Nachbarschaft

Veröffentlicht am 09.12.2019 von Robert Klages

Eine ungeschriebene Regel des Reisejournalismus lautet: Schreibe niemals einen Artikel über den Reiseleiter. Nun bin ich auf einer Pressereise in Kambodscha gewesen und irgendwann sagte Sethor Chum, der uns begleitete, er habe deutsch am Herder-Institut in Leipzig gelernt und danach an der Humboldt-Uni in Berlin Jura studiert. Schon als ich frage, wo genau er denn in Berlin gelebt habe, spüre ich die Antwort: Lichtenberg. Wir Lokaljournalisten nennen das einen Strike oder auch Volltreffer.

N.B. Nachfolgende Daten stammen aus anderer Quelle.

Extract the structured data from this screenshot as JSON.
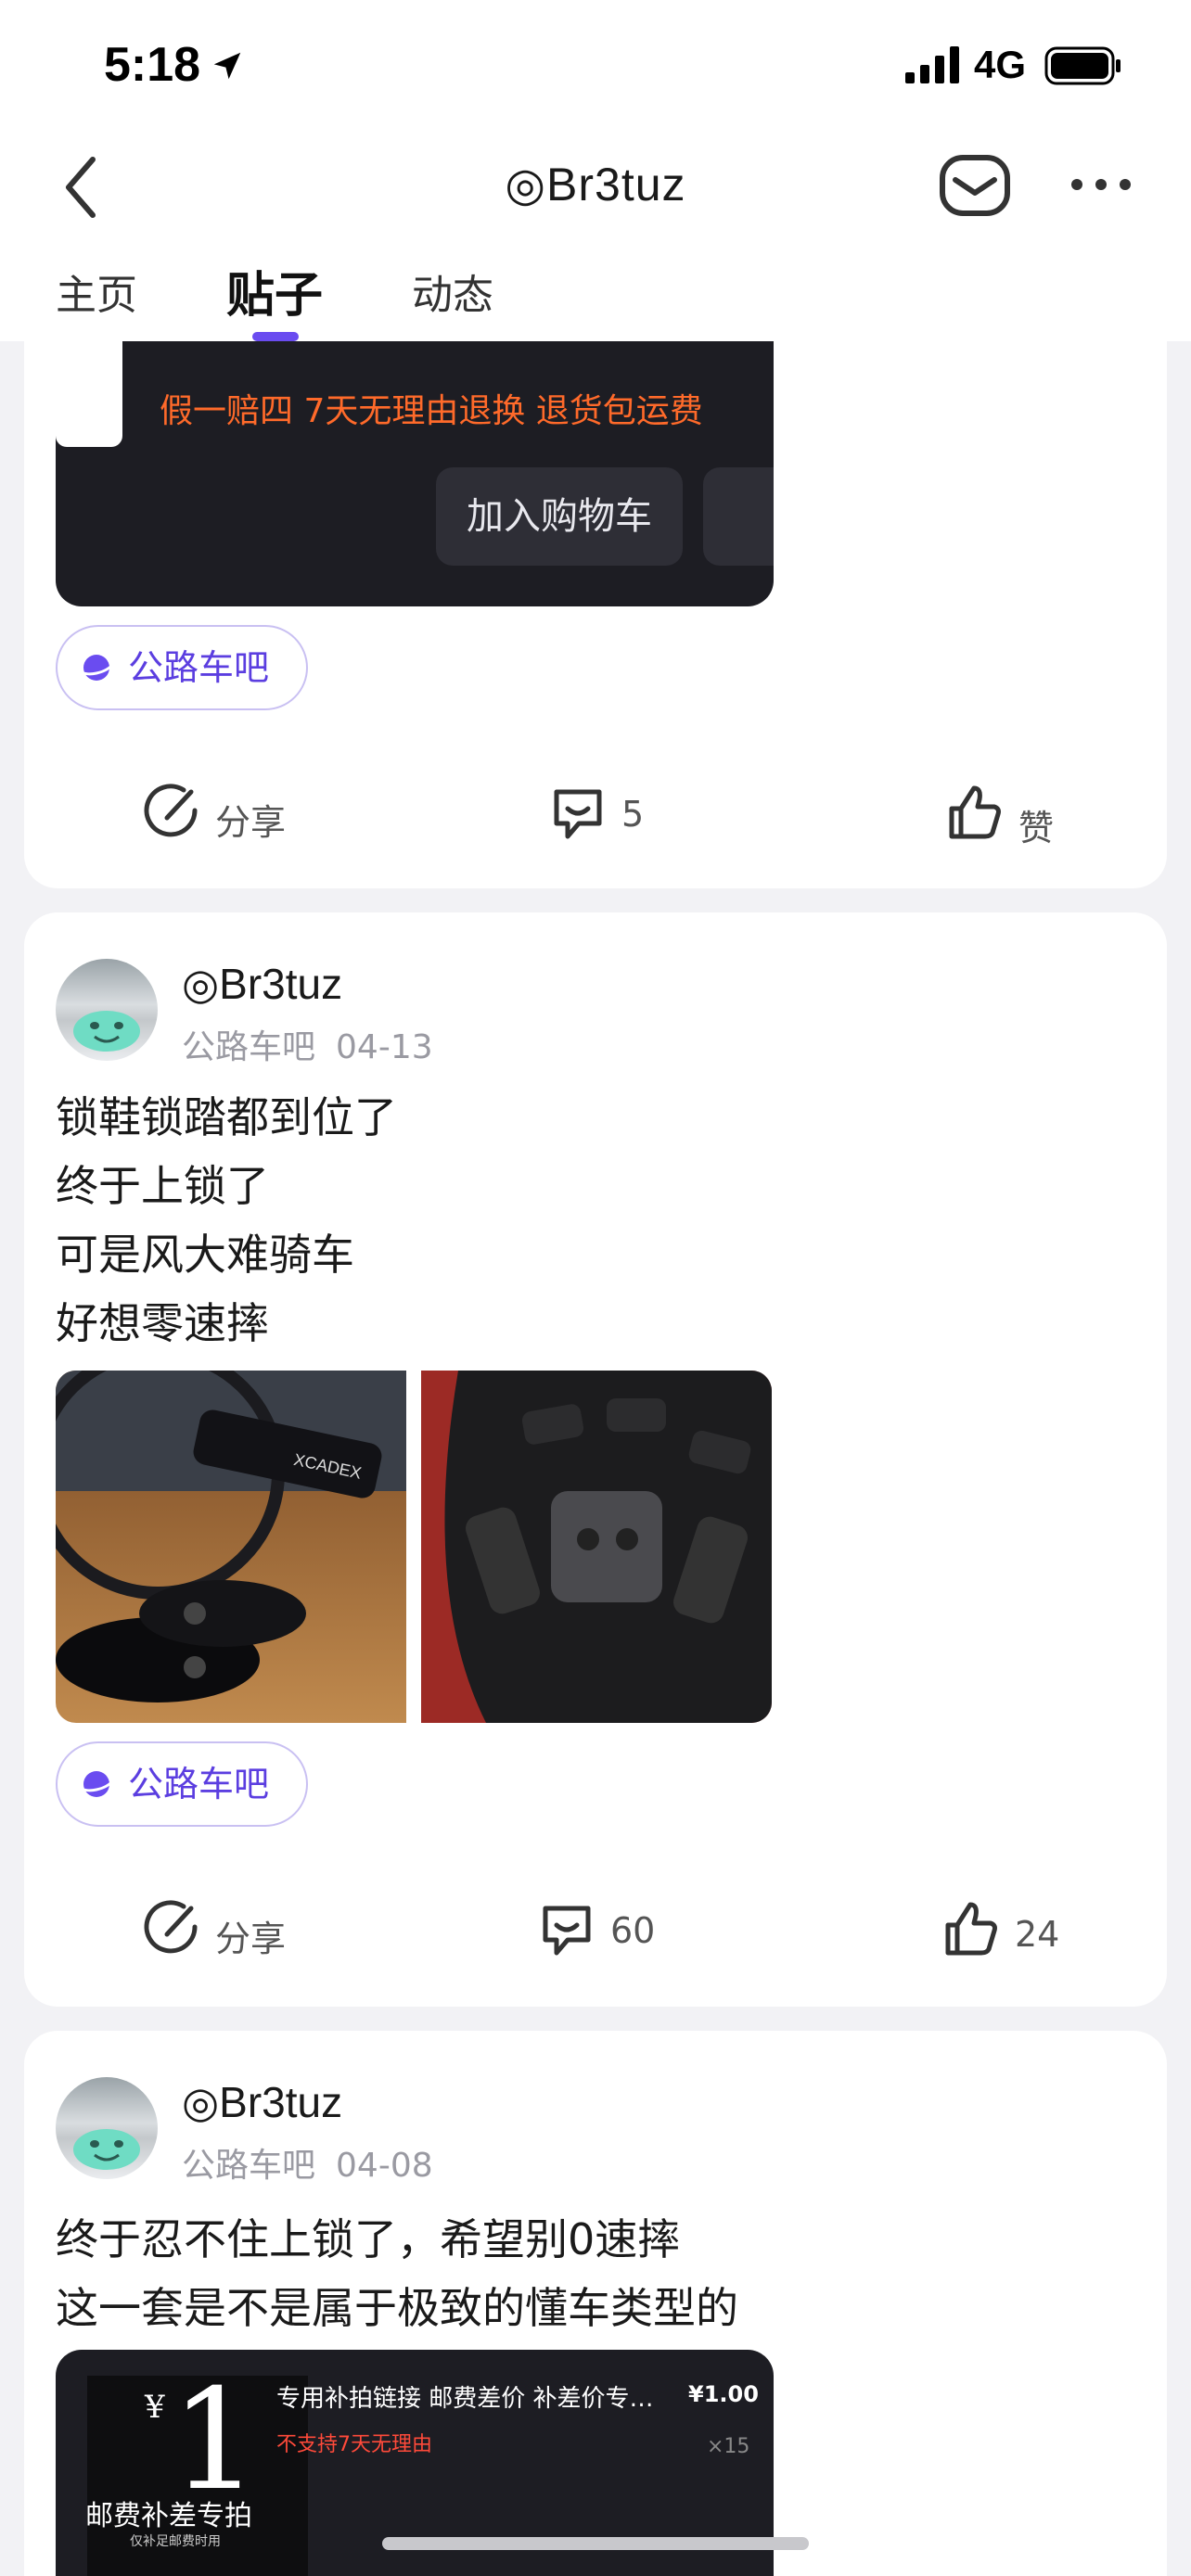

Als sein Land von den Roten Khmern befreit wurde, war Chum 11 Jahre alt. Er ging damals an den Rand des Dorfes und sah die Massengräber, die gerade ausgehoben wurden. Die maoistisch-nationalistische Guerillabewegung, die 1975 unter Führung von Pol Pot in Kambodscha an die Macht kam und bis 1979 das Land totalitär als Staatspartei regierte, hatte das Land „gereinigt“. Alles und alle, die mit dem Kapitalismus in Kontakt gekommen waren, sollten vernichtet werden. Auch Lehrer*innen und Menschen aus den Städten. Ganze Familien wurden ermordet. Nur Dorfbewohner*innen, Bäuerinnen und Bauern galten als Khmer erster Klasse.

Als ich Chum frage, wie viele Geschwister er hat, muss er lange überlegen. „Das kann ich nicht genau sagen. Die Eltern waren sehr fleißig“, antwortet er dann. Eine Schule hatte es zur Zeit der Terrorherrschaft nicht gegeben. Kinder mussten auf den Feldern helfen, hatten kaum selbst zu Essen, viele starben oder wurden ermordet. Auch die Erwachsenen mussten arbeiten. Chums Mutter lebte sieben Kilometer entfernt auf einem Reisfeld, der Vater musste Fischen gehen. Eigentlich war er Grundschullehrer. Doch da er aus einer Arbeiterfamilie stammte und das Fischerhandwerk beherrschte, wurde er von den Roten Khmern verschont. (Eine ähnliche Geschichte von einem kleinen Mädchen in Kambodscha, dessen Vater Lehrer ist, hat Angelina Jolie in dem Film „Der weite Weg der Hoffnung“ erzählt.)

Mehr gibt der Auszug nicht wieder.